Google and Microsoft want to do the same thing for personal health that software such as Quicken has already done for people's personal finances. Google Health (released in May) and Microsoft HealthVault (launched last October) allow consumers to store and manage their personal medical data online. Users will be able to gather information from doctors, hospitals, and testing laboratories and share it with new medical providers, making it easier to coordinate care for complicated conditions and spot potential drug interactions or other problems. Both Google and Microsoft will also offer links to third-party services like medication reminders and programs that track users' blood-pressure and glucose readings over time.

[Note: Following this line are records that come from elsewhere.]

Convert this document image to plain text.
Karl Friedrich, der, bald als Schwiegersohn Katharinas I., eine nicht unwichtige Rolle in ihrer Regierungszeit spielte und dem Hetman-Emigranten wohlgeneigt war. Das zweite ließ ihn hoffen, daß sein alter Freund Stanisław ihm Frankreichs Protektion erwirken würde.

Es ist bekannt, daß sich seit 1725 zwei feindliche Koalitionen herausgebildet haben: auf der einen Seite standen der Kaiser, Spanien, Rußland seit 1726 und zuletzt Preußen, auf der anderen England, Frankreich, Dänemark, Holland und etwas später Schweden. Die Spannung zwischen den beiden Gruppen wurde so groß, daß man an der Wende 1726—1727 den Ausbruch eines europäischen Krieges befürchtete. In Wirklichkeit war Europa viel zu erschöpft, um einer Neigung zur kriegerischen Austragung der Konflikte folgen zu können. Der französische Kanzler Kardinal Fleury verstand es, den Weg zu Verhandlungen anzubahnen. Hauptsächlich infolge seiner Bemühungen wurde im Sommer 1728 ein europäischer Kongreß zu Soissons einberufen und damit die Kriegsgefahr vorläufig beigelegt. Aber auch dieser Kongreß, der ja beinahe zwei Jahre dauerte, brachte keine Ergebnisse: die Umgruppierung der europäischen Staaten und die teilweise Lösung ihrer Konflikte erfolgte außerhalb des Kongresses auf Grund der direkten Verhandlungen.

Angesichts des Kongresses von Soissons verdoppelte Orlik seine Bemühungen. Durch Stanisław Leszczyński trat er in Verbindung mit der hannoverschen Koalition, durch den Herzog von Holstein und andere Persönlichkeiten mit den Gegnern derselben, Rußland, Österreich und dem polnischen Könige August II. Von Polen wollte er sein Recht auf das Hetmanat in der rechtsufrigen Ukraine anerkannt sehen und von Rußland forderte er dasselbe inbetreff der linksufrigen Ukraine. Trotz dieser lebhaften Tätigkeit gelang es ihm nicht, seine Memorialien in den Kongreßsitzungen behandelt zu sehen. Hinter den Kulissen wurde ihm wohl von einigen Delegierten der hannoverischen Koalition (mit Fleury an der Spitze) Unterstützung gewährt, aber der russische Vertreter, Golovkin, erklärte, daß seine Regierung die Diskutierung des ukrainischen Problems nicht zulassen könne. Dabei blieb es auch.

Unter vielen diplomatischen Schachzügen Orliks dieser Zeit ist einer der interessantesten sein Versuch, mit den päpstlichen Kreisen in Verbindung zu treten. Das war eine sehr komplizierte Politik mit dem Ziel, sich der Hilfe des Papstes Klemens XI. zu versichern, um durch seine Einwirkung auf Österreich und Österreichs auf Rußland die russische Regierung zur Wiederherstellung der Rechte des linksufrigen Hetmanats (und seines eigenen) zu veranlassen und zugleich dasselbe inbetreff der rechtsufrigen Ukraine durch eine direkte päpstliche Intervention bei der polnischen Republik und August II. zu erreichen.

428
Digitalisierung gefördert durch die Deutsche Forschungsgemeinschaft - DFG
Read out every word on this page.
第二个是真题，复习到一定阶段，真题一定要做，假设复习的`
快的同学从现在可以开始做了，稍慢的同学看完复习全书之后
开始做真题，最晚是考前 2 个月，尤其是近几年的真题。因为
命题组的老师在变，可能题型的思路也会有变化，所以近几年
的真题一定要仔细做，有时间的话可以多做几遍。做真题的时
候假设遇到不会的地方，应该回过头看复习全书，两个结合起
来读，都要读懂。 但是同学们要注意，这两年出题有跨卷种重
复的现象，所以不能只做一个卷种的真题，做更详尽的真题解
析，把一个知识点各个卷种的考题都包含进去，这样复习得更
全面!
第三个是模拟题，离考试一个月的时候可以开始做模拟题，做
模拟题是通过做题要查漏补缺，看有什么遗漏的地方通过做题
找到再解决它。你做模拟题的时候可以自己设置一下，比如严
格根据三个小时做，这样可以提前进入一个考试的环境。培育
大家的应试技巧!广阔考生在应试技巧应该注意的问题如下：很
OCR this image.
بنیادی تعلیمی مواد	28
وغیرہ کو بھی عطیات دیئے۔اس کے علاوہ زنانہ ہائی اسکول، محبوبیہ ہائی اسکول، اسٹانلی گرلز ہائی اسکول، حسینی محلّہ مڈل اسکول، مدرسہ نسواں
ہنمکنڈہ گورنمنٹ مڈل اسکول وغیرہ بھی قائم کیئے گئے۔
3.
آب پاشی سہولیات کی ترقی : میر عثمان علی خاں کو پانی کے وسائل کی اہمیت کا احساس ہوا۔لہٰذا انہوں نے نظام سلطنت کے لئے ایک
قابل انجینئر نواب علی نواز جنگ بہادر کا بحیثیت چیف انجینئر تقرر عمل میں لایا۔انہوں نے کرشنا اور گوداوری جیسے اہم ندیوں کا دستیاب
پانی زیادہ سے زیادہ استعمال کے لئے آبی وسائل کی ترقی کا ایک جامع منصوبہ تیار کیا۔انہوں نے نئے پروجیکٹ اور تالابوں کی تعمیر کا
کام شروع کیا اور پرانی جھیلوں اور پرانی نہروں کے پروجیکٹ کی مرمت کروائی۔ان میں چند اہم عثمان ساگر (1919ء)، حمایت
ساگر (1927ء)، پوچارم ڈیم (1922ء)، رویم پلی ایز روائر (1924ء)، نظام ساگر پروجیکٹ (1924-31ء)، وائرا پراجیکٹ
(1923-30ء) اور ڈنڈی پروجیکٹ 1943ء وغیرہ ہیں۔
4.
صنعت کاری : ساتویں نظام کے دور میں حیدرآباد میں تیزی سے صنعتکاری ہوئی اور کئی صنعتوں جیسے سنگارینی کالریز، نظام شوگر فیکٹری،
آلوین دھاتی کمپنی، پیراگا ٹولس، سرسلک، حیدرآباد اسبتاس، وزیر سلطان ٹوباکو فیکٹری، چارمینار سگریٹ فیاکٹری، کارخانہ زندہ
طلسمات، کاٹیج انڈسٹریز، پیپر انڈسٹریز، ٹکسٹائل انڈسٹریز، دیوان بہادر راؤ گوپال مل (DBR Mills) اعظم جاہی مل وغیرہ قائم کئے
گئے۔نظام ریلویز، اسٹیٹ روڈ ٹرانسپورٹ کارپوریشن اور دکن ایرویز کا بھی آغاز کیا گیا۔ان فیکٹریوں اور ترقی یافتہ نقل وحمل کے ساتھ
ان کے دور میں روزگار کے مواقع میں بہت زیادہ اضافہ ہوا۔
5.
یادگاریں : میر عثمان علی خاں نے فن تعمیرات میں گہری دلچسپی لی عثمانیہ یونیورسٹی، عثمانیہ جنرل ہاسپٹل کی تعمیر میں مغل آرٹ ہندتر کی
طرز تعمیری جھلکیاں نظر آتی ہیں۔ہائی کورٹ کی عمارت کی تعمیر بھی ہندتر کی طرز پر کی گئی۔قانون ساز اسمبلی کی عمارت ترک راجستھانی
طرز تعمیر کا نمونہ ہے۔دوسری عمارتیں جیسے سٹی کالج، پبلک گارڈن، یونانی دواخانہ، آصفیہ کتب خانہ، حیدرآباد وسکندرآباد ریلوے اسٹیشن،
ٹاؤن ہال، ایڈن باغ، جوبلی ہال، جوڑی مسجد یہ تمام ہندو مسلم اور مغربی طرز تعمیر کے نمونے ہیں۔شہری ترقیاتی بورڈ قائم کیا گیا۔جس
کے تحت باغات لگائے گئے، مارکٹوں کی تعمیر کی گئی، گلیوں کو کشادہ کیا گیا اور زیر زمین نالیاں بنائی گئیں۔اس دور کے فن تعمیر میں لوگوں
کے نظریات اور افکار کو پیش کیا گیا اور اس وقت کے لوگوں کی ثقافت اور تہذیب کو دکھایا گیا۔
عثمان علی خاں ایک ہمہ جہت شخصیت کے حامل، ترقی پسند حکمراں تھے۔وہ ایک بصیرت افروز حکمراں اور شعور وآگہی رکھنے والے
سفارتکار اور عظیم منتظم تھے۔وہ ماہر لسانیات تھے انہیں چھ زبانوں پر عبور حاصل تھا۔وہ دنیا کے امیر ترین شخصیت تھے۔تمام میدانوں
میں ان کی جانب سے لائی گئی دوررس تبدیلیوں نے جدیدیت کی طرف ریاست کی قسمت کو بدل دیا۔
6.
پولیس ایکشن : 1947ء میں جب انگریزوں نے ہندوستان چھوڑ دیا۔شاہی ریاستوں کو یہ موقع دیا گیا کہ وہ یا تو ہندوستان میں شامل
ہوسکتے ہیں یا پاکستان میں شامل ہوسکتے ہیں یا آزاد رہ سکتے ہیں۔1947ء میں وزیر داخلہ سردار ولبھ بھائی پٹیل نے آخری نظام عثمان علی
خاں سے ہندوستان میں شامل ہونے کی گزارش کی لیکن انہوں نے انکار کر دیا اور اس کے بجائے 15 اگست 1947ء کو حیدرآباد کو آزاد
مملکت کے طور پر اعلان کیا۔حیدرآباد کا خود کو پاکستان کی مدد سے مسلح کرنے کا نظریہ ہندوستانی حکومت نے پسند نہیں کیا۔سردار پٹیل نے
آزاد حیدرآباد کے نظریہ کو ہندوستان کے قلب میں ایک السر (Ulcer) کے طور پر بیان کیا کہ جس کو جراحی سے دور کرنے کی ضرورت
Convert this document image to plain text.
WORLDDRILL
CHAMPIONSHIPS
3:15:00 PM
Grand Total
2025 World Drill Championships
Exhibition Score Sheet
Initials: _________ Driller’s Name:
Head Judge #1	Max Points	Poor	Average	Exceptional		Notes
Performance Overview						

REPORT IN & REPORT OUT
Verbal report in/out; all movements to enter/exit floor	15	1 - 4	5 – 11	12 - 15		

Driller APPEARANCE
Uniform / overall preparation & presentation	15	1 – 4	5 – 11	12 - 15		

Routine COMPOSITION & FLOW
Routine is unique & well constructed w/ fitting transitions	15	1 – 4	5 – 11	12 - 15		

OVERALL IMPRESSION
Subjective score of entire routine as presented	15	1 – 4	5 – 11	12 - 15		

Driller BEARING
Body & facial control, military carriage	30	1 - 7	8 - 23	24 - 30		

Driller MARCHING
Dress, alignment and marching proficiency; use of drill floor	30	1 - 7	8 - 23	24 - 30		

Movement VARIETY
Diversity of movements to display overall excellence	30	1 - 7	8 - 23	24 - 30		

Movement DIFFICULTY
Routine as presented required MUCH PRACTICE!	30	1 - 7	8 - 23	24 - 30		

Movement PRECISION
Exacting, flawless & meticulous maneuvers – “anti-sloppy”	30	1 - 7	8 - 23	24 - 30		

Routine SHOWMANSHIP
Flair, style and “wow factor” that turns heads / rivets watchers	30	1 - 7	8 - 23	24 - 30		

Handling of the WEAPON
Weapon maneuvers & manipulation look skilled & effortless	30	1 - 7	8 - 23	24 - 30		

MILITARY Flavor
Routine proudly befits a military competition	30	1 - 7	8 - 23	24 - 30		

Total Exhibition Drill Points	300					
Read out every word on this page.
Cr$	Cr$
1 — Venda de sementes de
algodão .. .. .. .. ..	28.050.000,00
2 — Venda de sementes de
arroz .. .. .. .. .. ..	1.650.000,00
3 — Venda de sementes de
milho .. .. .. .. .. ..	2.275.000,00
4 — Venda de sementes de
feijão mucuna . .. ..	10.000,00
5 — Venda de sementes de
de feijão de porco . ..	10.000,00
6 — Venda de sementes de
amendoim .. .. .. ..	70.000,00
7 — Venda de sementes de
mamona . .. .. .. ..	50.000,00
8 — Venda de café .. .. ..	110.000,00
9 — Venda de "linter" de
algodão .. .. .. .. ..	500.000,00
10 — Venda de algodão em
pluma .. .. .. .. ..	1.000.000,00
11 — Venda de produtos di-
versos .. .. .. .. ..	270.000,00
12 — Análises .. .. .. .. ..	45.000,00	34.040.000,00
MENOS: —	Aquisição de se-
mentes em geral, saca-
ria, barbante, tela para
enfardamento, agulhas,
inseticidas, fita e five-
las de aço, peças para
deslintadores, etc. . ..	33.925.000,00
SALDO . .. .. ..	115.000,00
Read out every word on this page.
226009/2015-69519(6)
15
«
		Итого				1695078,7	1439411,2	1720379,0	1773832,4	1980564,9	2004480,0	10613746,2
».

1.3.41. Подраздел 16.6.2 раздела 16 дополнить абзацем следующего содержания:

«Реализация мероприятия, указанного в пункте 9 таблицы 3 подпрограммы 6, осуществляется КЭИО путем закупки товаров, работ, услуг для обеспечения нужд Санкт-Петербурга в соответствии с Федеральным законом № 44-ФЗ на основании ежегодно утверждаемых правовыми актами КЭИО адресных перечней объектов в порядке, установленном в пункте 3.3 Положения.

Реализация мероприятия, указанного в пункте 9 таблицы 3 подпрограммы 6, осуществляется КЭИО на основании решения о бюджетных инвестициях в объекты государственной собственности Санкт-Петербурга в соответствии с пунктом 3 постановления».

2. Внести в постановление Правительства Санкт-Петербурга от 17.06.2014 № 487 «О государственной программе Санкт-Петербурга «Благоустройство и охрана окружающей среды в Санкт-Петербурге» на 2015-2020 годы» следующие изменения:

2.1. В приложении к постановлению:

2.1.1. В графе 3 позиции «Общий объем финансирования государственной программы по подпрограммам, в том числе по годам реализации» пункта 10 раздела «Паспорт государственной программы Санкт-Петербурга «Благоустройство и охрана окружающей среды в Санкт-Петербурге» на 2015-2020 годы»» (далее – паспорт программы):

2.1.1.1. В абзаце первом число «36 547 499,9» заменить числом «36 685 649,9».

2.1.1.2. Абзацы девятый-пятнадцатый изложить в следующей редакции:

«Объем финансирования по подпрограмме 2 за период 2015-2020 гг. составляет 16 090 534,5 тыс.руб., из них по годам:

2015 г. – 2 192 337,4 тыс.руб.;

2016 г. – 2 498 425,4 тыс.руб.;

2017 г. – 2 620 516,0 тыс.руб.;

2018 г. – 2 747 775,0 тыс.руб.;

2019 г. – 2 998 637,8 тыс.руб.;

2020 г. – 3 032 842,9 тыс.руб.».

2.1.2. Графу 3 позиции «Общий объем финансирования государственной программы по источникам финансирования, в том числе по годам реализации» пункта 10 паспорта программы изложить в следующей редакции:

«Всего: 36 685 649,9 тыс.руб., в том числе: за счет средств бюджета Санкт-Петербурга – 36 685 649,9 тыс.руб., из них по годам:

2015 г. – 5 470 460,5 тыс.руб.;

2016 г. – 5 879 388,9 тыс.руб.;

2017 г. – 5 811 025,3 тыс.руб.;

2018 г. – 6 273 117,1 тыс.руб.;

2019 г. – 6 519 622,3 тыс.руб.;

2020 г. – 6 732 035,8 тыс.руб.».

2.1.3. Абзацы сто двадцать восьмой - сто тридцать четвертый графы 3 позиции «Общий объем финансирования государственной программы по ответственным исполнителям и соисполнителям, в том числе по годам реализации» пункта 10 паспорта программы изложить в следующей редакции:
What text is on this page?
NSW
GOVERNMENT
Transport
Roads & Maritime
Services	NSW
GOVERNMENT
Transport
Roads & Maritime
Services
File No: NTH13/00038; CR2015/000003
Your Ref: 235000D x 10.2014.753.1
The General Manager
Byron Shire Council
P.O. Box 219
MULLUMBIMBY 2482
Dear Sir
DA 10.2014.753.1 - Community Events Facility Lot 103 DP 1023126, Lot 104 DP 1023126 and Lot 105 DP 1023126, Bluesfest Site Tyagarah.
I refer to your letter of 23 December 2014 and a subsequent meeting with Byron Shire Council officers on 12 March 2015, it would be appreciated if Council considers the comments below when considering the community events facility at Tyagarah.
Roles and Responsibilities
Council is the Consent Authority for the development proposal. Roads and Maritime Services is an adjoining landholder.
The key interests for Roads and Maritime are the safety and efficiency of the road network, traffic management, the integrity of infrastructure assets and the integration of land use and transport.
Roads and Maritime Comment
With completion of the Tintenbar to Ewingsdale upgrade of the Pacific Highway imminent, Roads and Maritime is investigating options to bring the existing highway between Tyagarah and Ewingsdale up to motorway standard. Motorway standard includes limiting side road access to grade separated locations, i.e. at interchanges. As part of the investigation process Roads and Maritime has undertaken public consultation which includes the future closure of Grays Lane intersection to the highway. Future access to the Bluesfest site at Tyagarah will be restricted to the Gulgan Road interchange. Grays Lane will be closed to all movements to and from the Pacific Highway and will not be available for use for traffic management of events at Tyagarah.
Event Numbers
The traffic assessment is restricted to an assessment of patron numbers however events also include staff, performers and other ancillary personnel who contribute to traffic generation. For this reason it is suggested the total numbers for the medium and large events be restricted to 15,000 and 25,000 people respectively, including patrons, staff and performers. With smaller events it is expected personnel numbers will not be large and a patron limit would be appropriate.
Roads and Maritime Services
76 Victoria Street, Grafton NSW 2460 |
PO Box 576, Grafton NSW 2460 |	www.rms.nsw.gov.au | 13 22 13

Are you getting the picture? It looks to me like we will have the providers of care and health services using clapped out IT whilst consumers will be expecting/demanding/needing to use Web 2.0 and Cloud technologies. Dick Stroud
My main concern placing personal information on the internet is, of course, the hackers. People already have problems with hackers stealing their identity info such as SSN's and getting into their personal bank accounts.
The more we rely on a shaky digital system, the more likely when the expected crash comes, we will lose what information we placed on the web. People really need to think all of this through before they benignly place personal information out there for, potentially, all to see.
Anyone who is paying attention to the latest technology news knows the war going on with the scammers and virus gurus. I'm not a "the sky is falling" kind of person, but I just think people should be aware that the internet is not the safest place to keep personal information.